From a report by the Center for Science in the Public Interest, "As the scientific consensus surrounding climate change has solidified, the oil, gas, coal, and electricity industries have reluctantly recognized the inevitability of political action to reduce greenhouse gas emissions. ... Some actually have begun funding university research aimed at developing technologies and exploring policies that address the global warming crisis.
"Since 1991, the major oil companies have committed to investing more than $792 million in at least nine major universities in the United States. Leading institutions like MIT, Stanford, Princeton, and the University of California
at Berkeley have major collaborative research agreements with the energy industry. This study identified five major limitations on academic freedom that are occurring in the nine programs.

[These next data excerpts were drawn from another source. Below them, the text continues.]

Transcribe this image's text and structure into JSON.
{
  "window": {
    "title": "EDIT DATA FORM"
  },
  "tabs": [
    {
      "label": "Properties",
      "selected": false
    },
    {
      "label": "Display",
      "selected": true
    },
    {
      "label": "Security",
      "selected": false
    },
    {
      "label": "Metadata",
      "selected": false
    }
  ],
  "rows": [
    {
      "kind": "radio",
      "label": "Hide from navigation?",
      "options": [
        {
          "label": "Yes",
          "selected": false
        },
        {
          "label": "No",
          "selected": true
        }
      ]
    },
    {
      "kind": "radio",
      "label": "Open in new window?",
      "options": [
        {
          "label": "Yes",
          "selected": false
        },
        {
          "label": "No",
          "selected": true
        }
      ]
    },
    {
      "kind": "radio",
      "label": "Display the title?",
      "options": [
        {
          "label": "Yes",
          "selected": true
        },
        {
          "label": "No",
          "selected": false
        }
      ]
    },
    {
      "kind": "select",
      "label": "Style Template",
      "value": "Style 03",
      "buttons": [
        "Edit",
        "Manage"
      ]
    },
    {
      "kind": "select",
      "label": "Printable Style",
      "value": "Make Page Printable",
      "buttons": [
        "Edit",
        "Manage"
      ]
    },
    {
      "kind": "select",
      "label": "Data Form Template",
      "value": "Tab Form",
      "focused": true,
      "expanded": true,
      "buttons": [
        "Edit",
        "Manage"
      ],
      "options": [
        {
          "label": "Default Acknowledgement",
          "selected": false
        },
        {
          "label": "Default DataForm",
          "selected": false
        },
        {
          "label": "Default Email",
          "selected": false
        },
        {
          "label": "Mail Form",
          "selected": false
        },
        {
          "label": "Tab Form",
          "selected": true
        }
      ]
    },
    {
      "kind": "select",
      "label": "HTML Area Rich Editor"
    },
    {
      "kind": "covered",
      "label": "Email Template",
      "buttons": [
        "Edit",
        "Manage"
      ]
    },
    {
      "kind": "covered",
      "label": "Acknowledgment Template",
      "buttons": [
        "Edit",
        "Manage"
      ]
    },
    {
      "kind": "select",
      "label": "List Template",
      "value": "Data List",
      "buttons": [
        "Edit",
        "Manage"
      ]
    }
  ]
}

They include:
• Allowing company representatives on governing boards (6 universities)
• Giving industry sponsors first rights to intellectual property (5 universities)

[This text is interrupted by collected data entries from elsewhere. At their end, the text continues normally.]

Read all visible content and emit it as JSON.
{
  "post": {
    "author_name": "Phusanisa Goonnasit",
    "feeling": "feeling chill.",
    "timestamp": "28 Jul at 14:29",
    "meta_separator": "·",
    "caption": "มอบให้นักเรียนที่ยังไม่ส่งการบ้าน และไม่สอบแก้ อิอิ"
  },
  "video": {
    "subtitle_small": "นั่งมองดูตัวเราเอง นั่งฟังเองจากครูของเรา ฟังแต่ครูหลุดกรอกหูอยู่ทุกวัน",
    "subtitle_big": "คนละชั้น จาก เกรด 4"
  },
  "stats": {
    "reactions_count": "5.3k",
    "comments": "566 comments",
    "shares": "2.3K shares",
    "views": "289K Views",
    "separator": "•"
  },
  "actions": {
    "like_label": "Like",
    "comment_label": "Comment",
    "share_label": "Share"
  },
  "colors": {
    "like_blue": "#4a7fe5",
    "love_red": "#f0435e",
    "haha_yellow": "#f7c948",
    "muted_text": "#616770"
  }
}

• Allowing industry sponsors a role in deciding what research projects are funded (6 universities)
• Permitting industry review of research before it is published (5 universities)
• Allowing companies to delay publication of research results (5 universities)
"There is an inherent conflict between the interests of universities and the interests of corporations. Former Labor Secretary Robert Reich noted recently, “Corporations obviously are interested in making proprietary, that is . . . having as their personal property, whatever intellectual capital is generated from their sponsorship, but academic freedom – indeed, the life of the mind – depends on the free flow of information.” Although universities and corporations often defend these programs on the basis that they have similar goals and complementary knowledge, the fact is that the interests of universities and corporations can diverge. University research is supposed to work toward the common good. Corporate research is primarily aimed at maximizing profits."
In the appendices to the report, Appendix B asks: "Do you allow company representatives on governing boards?" According to Appendix C, the answer is YES for six of the nine universities: Berkeley, Stanford, Rice, UC Davis, Georgia Tech, and Carnegie Mellon.
A number of these impartial? universities are represented on the EPA Science Advisory Board as Members of the Environmental Engineering Committee augmented for hydraulic fracturing review. In fact, David A. Dzombak, Carnegie Mellon University, serves as Chair.